La FISA vient d'imposer quelques nouvelles règles visant à réduire les performances et à pimenter le spectacle. D'accord avec elle?
D'accord pour diminuer les ailerons. Pas d'accord pour la réduction des pneus à 15 pouces. Une aberration sur le plan de la sécurité. Je retiens avant tout que ces nouvelles règles vont imposer de tout réétudier, de tout refaire. Châssis, suspensions, aérodynamique... C'est peut-être bien mais je reste persuadé que l'un des moyens pour rehausser le spectacle de la F1 est de revoir 80% des circuits utilisés actuellement. Pour conserver l'attrait médiatique de la F1, il est nécessaire de lui garder son aspect technologique de pointe, l'unique chose qui intéresse vraiment les grands constructeurs. On ne doit donc pas modifier sans cesse le règlement pour en arriver un jour prochain à une formule monotype! Cette façon de faire dure depuis des années alors que l'on court depuis trop longtemps sur des circuit totalement inadaptés à la F1. Par rapport à ce que les équipes et les motoristes investissent chaque année, retoucher, ces pistes pour les dix ou quinze ans à venir serait une goutte d'eau. Piste plus large, virages relevés pour pouvoir se doubler à l'intérieur, dégagement... Ce qu'ils ont fait à Barcelone n'est pas mal. Imola également.

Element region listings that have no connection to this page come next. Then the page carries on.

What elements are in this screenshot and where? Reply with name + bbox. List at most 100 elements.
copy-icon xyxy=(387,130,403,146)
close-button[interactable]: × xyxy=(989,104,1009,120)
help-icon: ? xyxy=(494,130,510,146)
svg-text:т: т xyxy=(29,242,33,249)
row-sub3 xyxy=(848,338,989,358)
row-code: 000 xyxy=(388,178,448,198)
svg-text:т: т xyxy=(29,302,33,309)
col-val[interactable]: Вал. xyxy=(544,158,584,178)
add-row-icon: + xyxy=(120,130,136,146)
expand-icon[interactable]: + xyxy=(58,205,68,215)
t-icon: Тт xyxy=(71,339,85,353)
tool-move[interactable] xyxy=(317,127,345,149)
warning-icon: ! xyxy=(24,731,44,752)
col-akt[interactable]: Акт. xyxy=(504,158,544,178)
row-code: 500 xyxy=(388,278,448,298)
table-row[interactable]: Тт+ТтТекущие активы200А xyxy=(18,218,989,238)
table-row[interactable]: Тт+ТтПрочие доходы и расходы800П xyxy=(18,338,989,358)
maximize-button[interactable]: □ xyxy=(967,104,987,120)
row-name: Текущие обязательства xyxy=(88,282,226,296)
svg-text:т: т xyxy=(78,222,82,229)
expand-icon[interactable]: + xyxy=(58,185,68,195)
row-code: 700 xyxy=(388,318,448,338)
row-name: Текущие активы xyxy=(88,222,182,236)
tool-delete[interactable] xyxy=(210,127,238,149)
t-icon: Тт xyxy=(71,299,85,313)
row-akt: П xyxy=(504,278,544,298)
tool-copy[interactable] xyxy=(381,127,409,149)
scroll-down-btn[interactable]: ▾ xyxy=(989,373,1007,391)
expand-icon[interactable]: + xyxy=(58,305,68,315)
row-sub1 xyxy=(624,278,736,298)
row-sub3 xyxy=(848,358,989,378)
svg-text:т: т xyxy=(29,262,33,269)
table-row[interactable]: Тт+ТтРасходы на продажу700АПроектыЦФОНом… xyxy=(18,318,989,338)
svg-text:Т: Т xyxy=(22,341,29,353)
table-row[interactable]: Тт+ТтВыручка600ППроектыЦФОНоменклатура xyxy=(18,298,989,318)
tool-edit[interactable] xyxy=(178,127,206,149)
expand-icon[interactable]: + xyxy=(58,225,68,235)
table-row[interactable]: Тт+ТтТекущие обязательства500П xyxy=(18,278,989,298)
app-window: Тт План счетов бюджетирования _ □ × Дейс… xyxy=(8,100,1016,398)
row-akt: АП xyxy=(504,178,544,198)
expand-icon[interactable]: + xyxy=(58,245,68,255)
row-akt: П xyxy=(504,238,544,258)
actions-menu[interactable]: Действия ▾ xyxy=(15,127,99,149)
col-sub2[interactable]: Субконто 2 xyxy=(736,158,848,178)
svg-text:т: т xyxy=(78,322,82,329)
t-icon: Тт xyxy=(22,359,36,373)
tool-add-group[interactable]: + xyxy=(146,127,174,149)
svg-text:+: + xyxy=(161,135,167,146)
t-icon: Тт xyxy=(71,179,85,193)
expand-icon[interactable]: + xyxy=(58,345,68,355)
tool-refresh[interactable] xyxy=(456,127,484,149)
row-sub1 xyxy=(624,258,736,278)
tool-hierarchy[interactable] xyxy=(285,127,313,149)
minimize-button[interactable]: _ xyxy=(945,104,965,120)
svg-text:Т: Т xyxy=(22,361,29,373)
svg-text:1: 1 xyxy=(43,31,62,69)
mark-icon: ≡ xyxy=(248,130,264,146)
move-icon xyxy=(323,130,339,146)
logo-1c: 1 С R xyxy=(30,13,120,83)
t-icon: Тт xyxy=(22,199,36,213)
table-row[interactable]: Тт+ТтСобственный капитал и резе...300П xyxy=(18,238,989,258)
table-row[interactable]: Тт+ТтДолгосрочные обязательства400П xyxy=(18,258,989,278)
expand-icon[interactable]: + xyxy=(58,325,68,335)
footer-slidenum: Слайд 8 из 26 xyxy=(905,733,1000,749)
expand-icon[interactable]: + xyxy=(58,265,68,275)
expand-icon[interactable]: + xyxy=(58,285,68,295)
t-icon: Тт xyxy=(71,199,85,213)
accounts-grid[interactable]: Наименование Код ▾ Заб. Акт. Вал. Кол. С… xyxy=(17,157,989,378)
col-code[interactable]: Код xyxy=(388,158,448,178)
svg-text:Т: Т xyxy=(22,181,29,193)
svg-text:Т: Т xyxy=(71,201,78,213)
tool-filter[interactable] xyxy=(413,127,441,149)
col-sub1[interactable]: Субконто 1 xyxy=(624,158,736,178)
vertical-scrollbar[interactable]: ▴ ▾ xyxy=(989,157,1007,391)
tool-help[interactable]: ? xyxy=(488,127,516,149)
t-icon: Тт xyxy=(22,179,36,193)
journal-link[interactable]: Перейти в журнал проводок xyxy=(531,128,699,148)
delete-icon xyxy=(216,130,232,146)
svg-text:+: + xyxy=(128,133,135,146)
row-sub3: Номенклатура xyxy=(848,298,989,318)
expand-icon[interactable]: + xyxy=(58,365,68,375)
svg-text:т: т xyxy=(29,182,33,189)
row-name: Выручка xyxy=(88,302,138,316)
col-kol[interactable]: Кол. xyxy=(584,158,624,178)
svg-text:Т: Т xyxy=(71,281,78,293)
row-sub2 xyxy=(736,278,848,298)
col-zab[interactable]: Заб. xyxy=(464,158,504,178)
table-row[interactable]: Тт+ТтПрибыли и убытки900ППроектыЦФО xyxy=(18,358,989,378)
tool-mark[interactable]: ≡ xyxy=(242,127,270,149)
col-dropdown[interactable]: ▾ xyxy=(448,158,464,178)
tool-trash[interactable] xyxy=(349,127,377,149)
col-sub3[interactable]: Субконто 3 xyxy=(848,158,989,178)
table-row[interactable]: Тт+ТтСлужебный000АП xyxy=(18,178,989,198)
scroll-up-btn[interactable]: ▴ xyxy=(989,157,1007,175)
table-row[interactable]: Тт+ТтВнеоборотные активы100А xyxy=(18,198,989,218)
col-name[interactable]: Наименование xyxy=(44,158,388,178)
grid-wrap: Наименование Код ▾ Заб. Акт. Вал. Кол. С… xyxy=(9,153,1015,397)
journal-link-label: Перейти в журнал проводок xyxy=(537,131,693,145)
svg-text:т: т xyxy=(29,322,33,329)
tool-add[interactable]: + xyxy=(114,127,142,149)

Jusqu'à présent, les nouveaux tracés n'ont-ils pas toujours reçu la bénédiction du trio FISA/FOCA/Pilotes...
Les pilotes n'ont jamais réclamé toutes ces chicanes qui ont poussé un peu partout! Jamais! On ne nous a jamais demandé notre avis. Ceci ajouté au refrain archi-connu qu'il n'existe ni entente ni cohésion entre les pilotes fera qu'on se retrouvera de toute façon "bernie"... pardon, bernés. Nous devons réagir.

Guy Ligier le martèle souvent: la F1 va mourir, comme les Protos. Budget de plus en plus gros, moyens illimités...
La F1 coûte trop cher, oui. La récession générale existe également. Je remarque surtout que beaucoup d'équipes tournent sur un train de vie plutôt élevé. Cela étant, Williams n'a pas l'argent de McLaren ou de Ferrari, il s'en sort pas trop mal! Il ne faut pas non plus être trop pessimiste. Tant que les médias seront là... Ce qu'il faut souhaiter, c'est davantage de compétition entre le haut et le bas du tableau. Il est vrai que plus tu auras d'argent et plus grandes seront tes chances de réussite. Il faut en tout cas niveler par le haut plutôt que par le bas ainsi qu'on cherche à le faire actuellement. Plus le spectacle sera fort et techniquement impressionnant, plus il y a aura de sponsors et plus il y aura d'argent. Aujourd'hui, il y malaise parce que la F1 n'est pas très bien gérée et ceux qui l'ont gérée ces dernières années se sont moqués du monde de façon globale. Revenons à une situation plus saine. Depuis que je fréquente les paddocks en "spectacteur", je trouve les gens tristes, anxieux. La F1 devrait au contraire être une fête permanente. Faut qu'elle revive. Lui redonner une âme. Donc revoir les choses. Pour moi, la F1 devrait être à la fois une superbe confrontation technique au niveau des bureaux d'études, une splendide bagarre sportive sur la piste et une formidable plateforme d'opérations de relations publiques dans les salons. Or, si tu savais ce qu'il faut pleurer pour obtenir un laissez-passer! Ça leur crève vraiment le coeur de filer un pass à d'anciens pilotes... qui plus est ex-champions du monde pour certains. Pour moi ces gens-là ont pourtant gagné un billet d'entrée à perpétuité!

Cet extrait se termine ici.